Peter Vermeulen, wat zijn jouw bevindingen vanuit de praktijk en VRP? P E T E R V E R M E U L E N | Die zijn heel uiteenlopend. Sommige gemeenten komen tot de constatering: we moeten de herziening van ons gemeentelijk ruimtelijk structuurplan aanpakken. Ze hadden bijvoorbeeld in hun woonprogrammatie de ontwikkeling van een bepaald gebied vooropgesteld, maar om de een of andere reden kan die geplande woonontwikkeling niet doorgaan en willen ze dat nu elders doen.

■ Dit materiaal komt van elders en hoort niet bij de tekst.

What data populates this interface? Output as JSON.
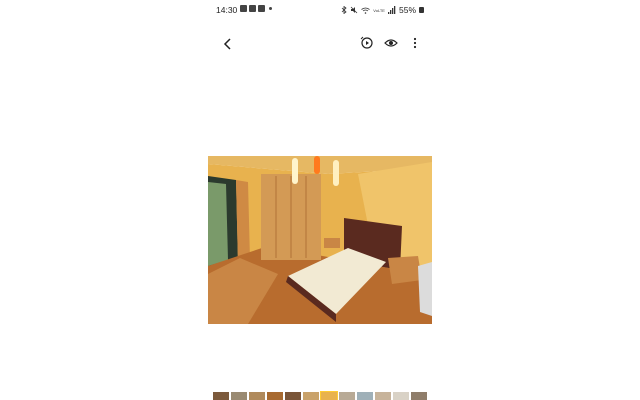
{
  "status_bar": {
    "time": "14:30",
    "battery_percent": "55%",
    "network": "VoLTE",
    "notification_icons": [
      "gallery-icon",
      "email-icon",
      "check-icon",
      "dot-icon"
    ],
    "system_icons": [
      "bluetooth-icon",
      "mute-icon",
      "wifi-icon",
      "signal-icon",
      "lock-icon"
    ]
  },
  "toolbar": {
    "back_icon": "chevron-left-icon",
    "actions": [
      "remaster-icon",
      "view-icon",
      "more-vert-icon"
    ]
  },
  "photo": {
    "subject": "bedroom",
    "colors": {
      "wall": "#e9b84f",
      "floor": "#b46a2c",
      "headboard": "#5a2a1f",
      "bed": "#f2ead3",
      "wardrobe": "#d19a56"
    }
  },
  "thumbnails": {
    "count": 13,
    "active_index": 6
  }
}
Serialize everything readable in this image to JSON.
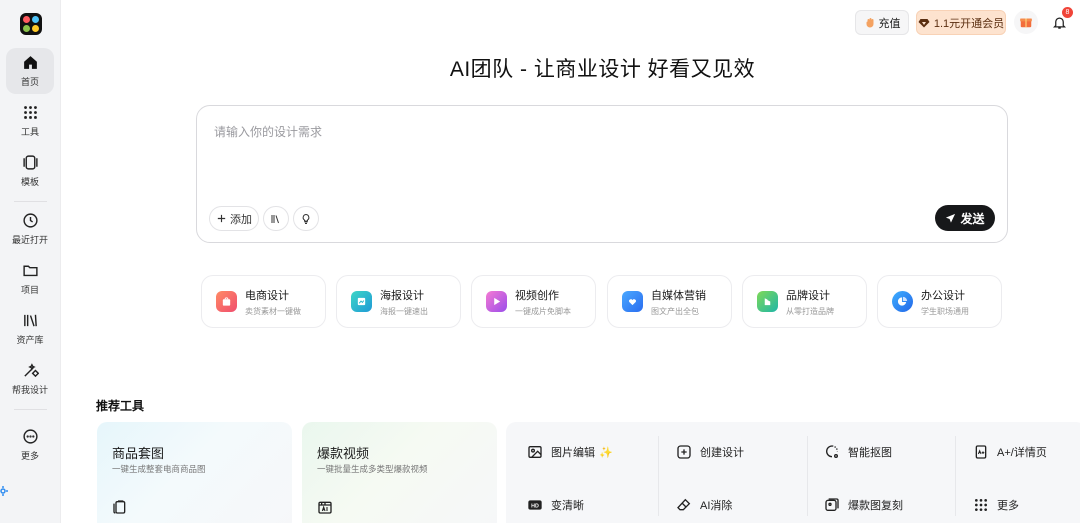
{
  "sidebar": {
    "items": [
      {
        "label": "首页",
        "icon": "home-icon",
        "active": true
      },
      {
        "label": "工具",
        "icon": "grid-dots-icon"
      },
      {
        "label": "模板",
        "icon": "template-icon"
      },
      {
        "label": "最近打开",
        "icon": "clock-icon"
      },
      {
        "label": "项目",
        "icon": "folder-icon"
      },
      {
        "label": "资产库",
        "icon": "library-icon"
      },
      {
        "label": "帮我设计",
        "icon": "magic-wand-icon"
      },
      {
        "label": "更多",
        "icon": "more-circle-icon"
      }
    ]
  },
  "topbar": {
    "recharge_label": "充值",
    "vip_label": "1.1元开通会员",
    "notification_count": "8"
  },
  "hero": {
    "title": "AI团队 - 让商业设计 好看又见效",
    "prompt_placeholder": "请输入你的设计需求",
    "add_label": "添加",
    "send_label": "发送"
  },
  "categories": [
    {
      "title": "电商设计",
      "subtitle": "卖货素材一键做",
      "color": "#f26d5b"
    },
    {
      "title": "海报设计",
      "subtitle": "海报一键速出",
      "color": "#22b8c7"
    },
    {
      "title": "视频创作",
      "subtitle": "一键成片免脚本",
      "color": "#c354e6"
    },
    {
      "title": "自媒体营销",
      "subtitle": "图文产出全包",
      "color": "#2f8cf0"
    },
    {
      "title": "品牌设计",
      "subtitle": "从零打造品牌",
      "color": "#3fc86b"
    },
    {
      "title": "办公设计",
      "subtitle": "学生职场通用",
      "color": "#2f8cf0"
    }
  ],
  "recommended": {
    "title": "推荐工具",
    "cards": [
      {
        "title": "商品套图",
        "subtitle": "一键生成整套电商商品图"
      },
      {
        "title": "爆款视频",
        "subtitle": "一键批量生成多类型爆款视频"
      }
    ],
    "tools": [
      {
        "label": "图片编辑",
        "icon": "image-icon"
      },
      {
        "label": "创建设计",
        "icon": "plus-square-icon"
      },
      {
        "label": "智能抠图",
        "icon": "cutout-icon"
      },
      {
        "label": "A+/详情页",
        "icon": "detail-page-icon"
      },
      {
        "label": "变清晰",
        "icon": "hd-icon"
      },
      {
        "label": "AI消除",
        "icon": "eraser-icon"
      },
      {
        "label": "爆款图复刻",
        "icon": "copy-image-icon"
      },
      {
        "label": "更多",
        "icon": "grid-dots-icon"
      }
    ]
  }
}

Dan moeten ze daarvoor een procedure opstarten – waar uiteraard niemand zit op te wachten. Voor andere dingen moeten ze dan weer hopen dat de provincie iets doet of moeten ze op andere terreinen aan de slag gaan. Elk probleem heeft zijn eigen proceduurtje, terwijl het eigenlijk zou moeten gaan om een strategische, geïntegreerde aanpak. Maar er zijn ook plekken waar die geïntegreerde ruimtelijke planning wél geslaagd is, met het bestaande instrumentarium van het structuurplan. Denk bijvoorbeeld aan de Gentse Kanaalzone. In een uitermate complex gebied, met zware industrie, dito vervuiling en zwakke bewoning, is men er daar in geslaagd met alle sectoren – de dorpen, de haven, de boeren – samen te werken. Er zijn sterke strategische projecten gerealiseerd en er is verandering teweeggebracht. Voor een aantal dingen hebben ze ook een juridische procedure moeten voeren om dat
P E T E R C A B U S | Ik ben de eerste om te zeggen dat het RSV een aantal houdbare concepten bevat. Vlaanderen blijft overigens wat het is - de steden, rivieren, autostrades, de aanwezige hardware. Aan de andere kant is het toch interessant om een kader te hebben dat kan inspelen op nieuwe uitdagingen. Je zou je kunnen afvragen: waarom moet je alles nu in regels gaan gieten? Maar de Vlaamse cultuur is blijkbaar van dien aard dat je stokken nodig hebt om mensen aan tafel te krijgen. Bovendien zijn er grote (financiële) belangen gemoeid bij de ruimtelijke ontwikkeling. Als het over het sturen van ruimtelijke ontwikkeling gaat, heb ik de indruk dat de Vlaamse beleidsmakers de voorbije twintig jaar stelselmatig gedegradeerd zijn tot boekhouders. En daar ligt niet onze ambitie. Vandaar dat we nu ook systematisch spreken over ruimtelijke ‘ontwikkeling’ in plaats van over ruimtelijke
‘ordening’. Ontwikkeling, niet enkel te begrijpen in termen van het storten van beton maar ook als groenblauwe, natuur- en landbouwontwikkeling, op de plekken die zich daartoe lenen. Verschillende sectoren – de natuursector, de bossector, de Vlaamse Landmaatschappij, het stedenbeleid – hebben intussen zélf instrumenten ontwikkeld om aan territoriale ontwikkeling te doen, en dat is hun goed recht natuurlijk. Maar waar zijn wij in feite nog voor nodig, vraag ik me soms af. Als het alleen maar is om plannetjes in te kleuren en een stempel te zetten: dat mag je zélf doen. Maar ik stel ook vast dat het huidige systeem niet functioneert. Iedere sector is in z’n eigen hokje bezig – probeert iets te doen – komt voor de Raad van State – eindigt op een sisser. En dat brengt me terug bij dat woord ‘coalities’. Het vormen van coalities – volledig akkoord, maar die coalities moeten ook tot iets leiden. En daar heb je een regisseur voor nodig.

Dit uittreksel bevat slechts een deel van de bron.